Não é possível contestar uma legislação que tem como objectivo básico a redução de acidentes de trânsito causada por dirigir embriagado. É a nossa “Lei Seca”, de junho de 2008, que aumentou o rigor desse controle, incluindo o Brasil em um bloco restrito de países com tolerância zero ao álcool no sangue do motorista.
Na verdade, o Código de Trânsito de 1996 já limitava o teor alcoólico a 6 decigramas (0,6 g) por litro de sangue. O que corresponde a 0,3 miligramas de álcool por litro de ar alveolar (registrado no bafômetro). A nossa legislação era consistente com a maioria dos outros países e permitia, por exemplo, o consumo de dois copos de cerveja ou de um copo de vinho. O que foi comprovado e cientificamente que não interfere no comportamento do motorista.
E em outros países?
Nos Estados Unidos, é permitido 0,8g/litro de sangue. Foi além disso? Multa de até US$ 4 mil (R$ 20 mil), prisão e suspensão de licença. Os pubs da Escócia são famosos e o seu whisky é ainda mais famoso, mas a tolerância lá é de 5 decigramas por litro de sangue. E chega a 0,8g em outros países do Reino Unido. Na França, por exemplo, o limite é de 0,5g/L de álcool por litro de sangue.
Em Espanha, a legislação é mais branda por um lado, pois limita o conteúdo a 1,2 gramas por litro. Por outro lado, se o condutor se recusar a soprar o bafômetro, pena de reclusão de seis a 12 meses. Na Alemanha, terra do chope, limite de 0,3 g, exceto para motoristas profissionais, que devem obedecer à tolerância zero. Isto também se aplica a outros países europeus, como os nórdicos. E os islâmicos, por razões religiosas.
O que diz a OMS?
Mas, qual o volume de álcool ingerido interfere no comportamento do motorista ao volante, prejudica suas reações e pode causar acidentes?

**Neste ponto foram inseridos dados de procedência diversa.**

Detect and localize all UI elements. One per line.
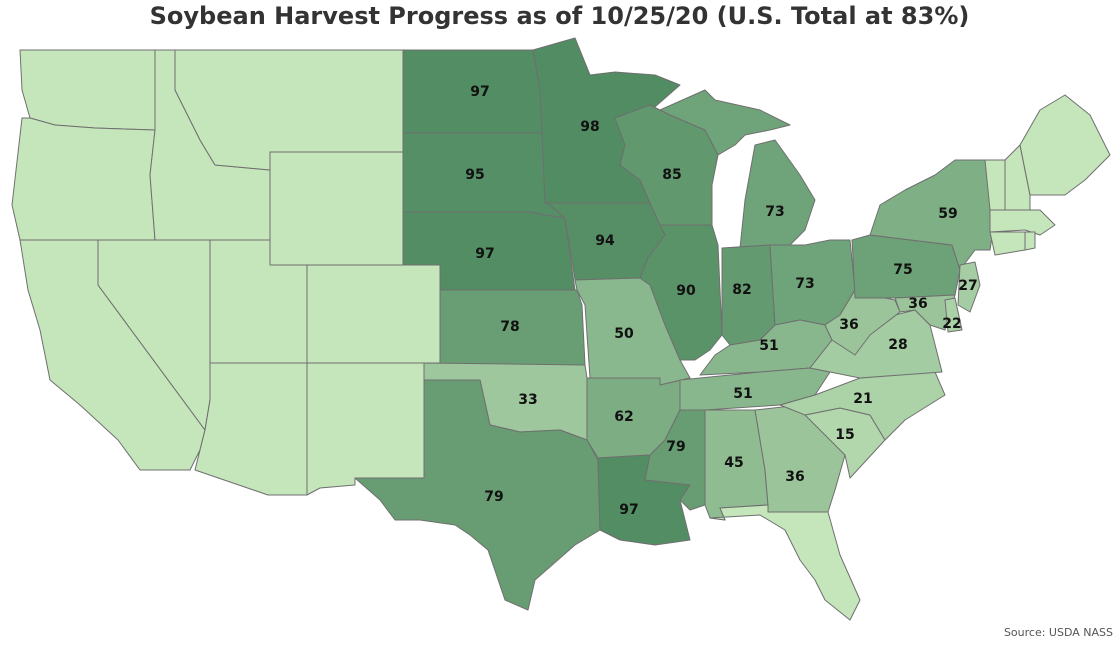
state-ks[interactable] (439, 289, 586, 366)
value-label-sc: 15 (835, 427, 854, 443)
value-label-nj: 27 (958, 278, 977, 294)
value-label-nc: 21 (853, 391, 872, 407)
value-label-pa: 75 (893, 262, 912, 278)
value-label-wv: 36 (839, 317, 858, 333)
value-label-ok: 33 (518, 392, 537, 408)
value-label-ne: 97 (475, 246, 494, 262)
state-nm[interactable] (306, 362, 425, 496)
value-label-mo: 50 (614, 326, 634, 342)
labels-layer: 97 95 97 78 33 79 98 94 50 62 97 85 90 79 73 82 73 51 51 45… (465, 84, 977, 518)
state-ct[interactable] (989, 231, 1026, 256)
state-md[interactable] (894, 294, 956, 331)
value-label-ms: 79 (666, 439, 685, 455)
state-de[interactable] (944, 297, 963, 333)
value-label-mn: 98 (580, 119, 599, 135)
value-label-ks: 78 (500, 319, 519, 335)
value-label-va: 28 (888, 337, 907, 353)
value-label-ga: 36 (785, 469, 804, 485)
state-mi[interactable] (659, 89, 816, 249)
state-me[interactable] (1019, 94, 1111, 196)
state-fl[interactable] (709, 504, 861, 621)
value-label-ky: 51 (759, 338, 778, 354)
value-label-ar: 62 (614, 409, 633, 425)
states-layer (11, 37, 1111, 621)
value-label-wi: 85 (662, 167, 681, 183)
state-nc[interactable] (779, 371, 946, 441)
value-label-mi: 73 (765, 204, 784, 220)
source-note: Source: USDA NASS (1003, 626, 1113, 639)
state-az[interactable] (194, 362, 308, 496)
value-label-nd: 97 (470, 84, 489, 100)
value-label-tn: 51 (733, 386, 752, 402)
state-il[interactable] (639, 224, 723, 361)
state-co[interactable] (306, 264, 441, 364)
state-ma[interactable] (989, 209, 1056, 236)
state-wa[interactable] (19, 49, 156, 131)
value-label-md: 36 (908, 296, 927, 312)
state-ms[interactable] (644, 409, 706, 511)
value-label-la: 97 (619, 502, 638, 518)
value-label-ny: 59 (938, 206, 957, 222)
state-or[interactable] (11, 117, 156, 241)
value-label-de: 22 (942, 316, 961, 332)
state-tx[interactable] (354, 379, 601, 611)
value-label-tx: 79 (484, 489, 503, 505)
state-nj[interactable] (957, 261, 981, 313)
value-label-al: 45 (724, 455, 743, 471)
state-wy[interactable] (269, 151, 404, 266)
value-label-il: 90 (676, 283, 696, 299)
state-ri[interactable] (1024, 231, 1036, 251)
value-label-in: 82 (732, 282, 751, 298)
value-label-oh: 73 (795, 276, 814, 292)
map-title: Soybean Harvest Progress as of 10/25/20 … (149, 2, 970, 30)
value-label-ia: 94 (595, 233, 615, 249)
state-nh[interactable] (1004, 144, 1031, 211)
value-label-sd: 95 (465, 167, 484, 183)
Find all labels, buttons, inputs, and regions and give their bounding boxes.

É consenso que um ou dois copos de cerveja não farão mal ao motorista. Mas, diante de tantas discrepâncias, o que dizem os estudos científicos sobre isso? Uma afirmação respeitável foi feita pela Organização Mundial da Saúde (OMS): suas pesquisas indicam que não há interferência no comportamento dos motoristas que ingerem até 0,5g/L.
A permissão do nosso código (0,6 g/l) foi derrubada pela Lei Seca, que deixou de tolerar qualquer teor de álcool ao volante e passou a punir severamente os motoristas que o desrespeitassem. Há polêmica a respeito, mas há um argumento (quase) definitivo a seu favor: os acidentes de trânsito diminuíram desde que foi implementado.

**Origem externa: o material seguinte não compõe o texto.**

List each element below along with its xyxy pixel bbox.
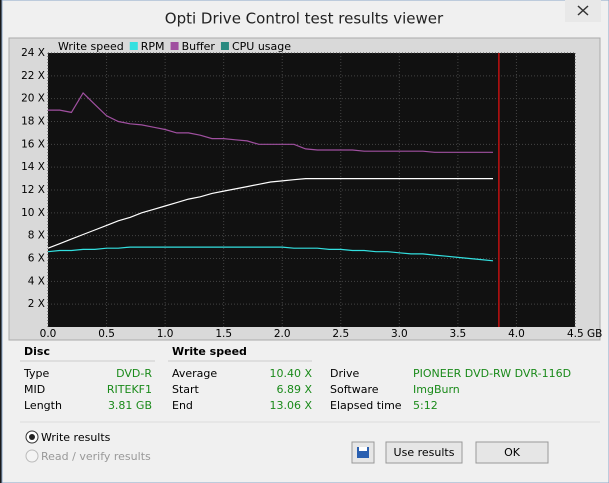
y-tick-label: 22 X (21, 70, 45, 82)
y-tick-label: 4 X (28, 275, 45, 287)
info-value: 13.06 X (269, 399, 312, 412)
y-tick-label: 8 X (28, 230, 45, 242)
legend-swatch (129, 42, 138, 50)
save-icon (357, 447, 369, 458)
x-tick-label: 1.0 (157, 328, 174, 340)
y-tick-label: 2 X (28, 298, 45, 310)
legend-label: CPU usage (232, 40, 291, 53)
x-tick-label: 3.0 (391, 328, 408, 340)
save-icon (359, 447, 367, 451)
legend-label: Write speed (58, 40, 124, 53)
info-label: Software (330, 383, 379, 396)
info-panel: Disc Type DVD-R MID RITEKF1 Length 3.81 GB Writ… (23, 345, 571, 412)
y-tick-label: 10 X (21, 207, 45, 219)
x-tick-label: 4.0 (508, 328, 525, 340)
button[interactable] (385, 441, 463, 464)
legend-label: RPM (141, 40, 165, 53)
x-tick-label: 2.0 (274, 328, 291, 340)
y-tick-label: 16 X (21, 138, 45, 150)
info-value: RITEKF1 (107, 383, 152, 396)
close-icon (577, 5, 589, 16)
x-tick-label: 0.0 (40, 328, 57, 340)
button-label[interactable]: OK (504, 446, 521, 459)
info-value: 6.89 X (276, 383, 312, 396)
info-label: Length (24, 399, 62, 412)
info-label: End (172, 399, 193, 412)
x-tick-label: 1.5 (215, 328, 232, 340)
radio-label[interactable]: Write results (41, 431, 111, 444)
y-tick-label: 14 X (21, 161, 45, 173)
info-value: 5:12 (413, 399, 438, 412)
x-tick-label: 4.5 GB (567, 328, 602, 340)
radio-label: Read / verify results (41, 450, 151, 463)
info-value: 10.40 X (269, 367, 312, 380)
button[interactable] (475, 441, 549, 464)
x-tick-label: 0.5 (98, 328, 115, 340)
radio-dot (29, 434, 35, 440)
info-label: MID (24, 383, 45, 396)
section-heading: Write speed (172, 345, 247, 358)
legend-swatch (170, 42, 179, 50)
y-tick-label: 18 X (21, 116, 45, 128)
info-label: Drive (330, 367, 360, 380)
info-value: PIONEER DVD-RW DVR-116D (413, 367, 571, 380)
section-heading: Disc (24, 345, 50, 358)
info-value: 3.81 GB (108, 399, 152, 412)
info-label: Start (172, 383, 200, 396)
legend-swatch (220, 42, 229, 50)
series-line (47, 246, 494, 262)
y-tick-label: 20 X (21, 93, 45, 105)
info-label: Average (172, 367, 217, 380)
chart: 2 X 4 X 6 X 8 X 10 X 12 X 14 X 16 X 18 X 20 X 22 X… (21, 40, 602, 340)
series-line (47, 178, 493, 249)
x-tick-label: 2.5 (332, 328, 349, 340)
window-title: Opti Drive Control test results viewer (165, 10, 444, 28)
y-tick-label: 24 X (21, 47, 45, 59)
legend-label: Buffer (182, 40, 216, 53)
y-tick-label: 12 X (21, 184, 45, 196)
info-value: ImgBurn (413, 383, 460, 396)
y-tick-label: 6 X (28, 253, 45, 265)
info-label: Elapsed time (330, 399, 402, 412)
info-value: DVD-R (116, 367, 152, 380)
info-label: Type (23, 367, 49, 380)
button-label[interactable]: Use results (394, 446, 455, 459)
radio-button (25, 449, 39, 463)
series-line (48, 92, 493, 153)
x-tick-label: 3.5 (450, 328, 467, 340)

Mas há também uma questão mais do que pertinente: o que de fato impediu dirigir alcoolizado foi a tolerância zero da Lei Seca ou a fiscalização implementada em decorrência dela?

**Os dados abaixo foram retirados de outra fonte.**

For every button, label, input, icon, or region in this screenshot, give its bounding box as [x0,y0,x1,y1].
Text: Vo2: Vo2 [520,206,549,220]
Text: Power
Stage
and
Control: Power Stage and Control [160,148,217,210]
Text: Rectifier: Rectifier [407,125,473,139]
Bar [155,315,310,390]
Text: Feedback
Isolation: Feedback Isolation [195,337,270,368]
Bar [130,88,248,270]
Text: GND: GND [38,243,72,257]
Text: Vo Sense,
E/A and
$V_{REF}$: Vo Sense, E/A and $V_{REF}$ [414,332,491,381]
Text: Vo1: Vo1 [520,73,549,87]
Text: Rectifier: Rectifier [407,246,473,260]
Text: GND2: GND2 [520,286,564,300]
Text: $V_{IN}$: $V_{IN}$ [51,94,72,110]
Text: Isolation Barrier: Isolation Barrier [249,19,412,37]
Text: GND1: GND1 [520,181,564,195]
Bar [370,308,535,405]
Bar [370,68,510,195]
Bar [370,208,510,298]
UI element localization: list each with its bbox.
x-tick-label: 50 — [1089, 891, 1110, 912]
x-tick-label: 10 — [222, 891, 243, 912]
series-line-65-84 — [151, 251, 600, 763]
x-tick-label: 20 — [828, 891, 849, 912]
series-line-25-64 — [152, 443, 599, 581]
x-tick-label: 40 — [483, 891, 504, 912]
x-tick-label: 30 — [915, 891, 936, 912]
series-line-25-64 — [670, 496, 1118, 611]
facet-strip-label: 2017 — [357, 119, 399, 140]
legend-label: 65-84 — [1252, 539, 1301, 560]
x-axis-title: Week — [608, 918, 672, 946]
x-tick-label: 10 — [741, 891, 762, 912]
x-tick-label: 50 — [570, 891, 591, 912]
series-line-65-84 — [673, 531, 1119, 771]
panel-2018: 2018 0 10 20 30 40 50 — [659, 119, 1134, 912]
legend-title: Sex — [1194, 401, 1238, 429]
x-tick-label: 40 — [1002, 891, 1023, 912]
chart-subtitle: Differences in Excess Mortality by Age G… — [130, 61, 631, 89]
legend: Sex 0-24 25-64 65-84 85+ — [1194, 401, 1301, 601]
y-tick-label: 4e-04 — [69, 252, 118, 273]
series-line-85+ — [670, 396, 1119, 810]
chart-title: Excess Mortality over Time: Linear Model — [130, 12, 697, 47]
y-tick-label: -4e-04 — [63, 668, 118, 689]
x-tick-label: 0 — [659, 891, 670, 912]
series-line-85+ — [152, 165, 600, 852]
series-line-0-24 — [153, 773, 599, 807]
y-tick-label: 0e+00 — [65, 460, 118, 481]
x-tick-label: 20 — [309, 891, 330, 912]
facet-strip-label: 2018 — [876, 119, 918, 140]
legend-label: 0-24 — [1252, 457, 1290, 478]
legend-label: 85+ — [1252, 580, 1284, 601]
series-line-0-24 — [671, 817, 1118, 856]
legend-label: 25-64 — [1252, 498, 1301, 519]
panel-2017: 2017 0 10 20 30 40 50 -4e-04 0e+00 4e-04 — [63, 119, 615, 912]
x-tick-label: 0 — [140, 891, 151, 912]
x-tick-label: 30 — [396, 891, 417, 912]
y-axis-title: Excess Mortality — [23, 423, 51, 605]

É incontestável o argumento de que, se a fiscalização já obriga o condutor a se submeter ao bafômetro, seria desnecessária a manutenção da tolerância zero. Mas o argumento pela redução da sinistralidade falou mais alto e a Lei Seca prevaleceu.
E o sanduíche?
Surge agora uma nova questão. A Proteste (Associação Brasileira de Defesa do Consumidor) fez testes com pães fatiados para descobrir que vários deles apresentam teor alcoólico razoável. Ou seja, se o motorista comer alguma de suas fatias, ele será punido se for pego logo em seguida pelo bafômetro. Além do pão fatiado, outros alimentos e bebidas podem ter o mesmo efeito, bastando apenas fermentar no organismo para produzir álcool.
Suco de uva, por exemplo. Ou frutas fermentadas como bananas ou maçãs bem maduras. Também um probiótico, o kombuchá, produzido a partir da fermentação do chá. Alguns enxaguantes bucais contêm álcool em sua composição, que pode aparecer no teste do bafômetro.
Então, fica a dúvida: quantos motoristas podem ter sido punidos (indevidamente) pelo bafômetro porque apenas combinaram um sanduíche de pão fatiado com suco de uva?
A solução para evitar essas punições equivocadas não poderia ser mais simples: voltar aos 0,6 g de álcool no sangue previstos em nosso código de trânsito, que permite um chope, um vinho, um doce de licor e um pão fatiado sem prejudicar o comportamento do motorista.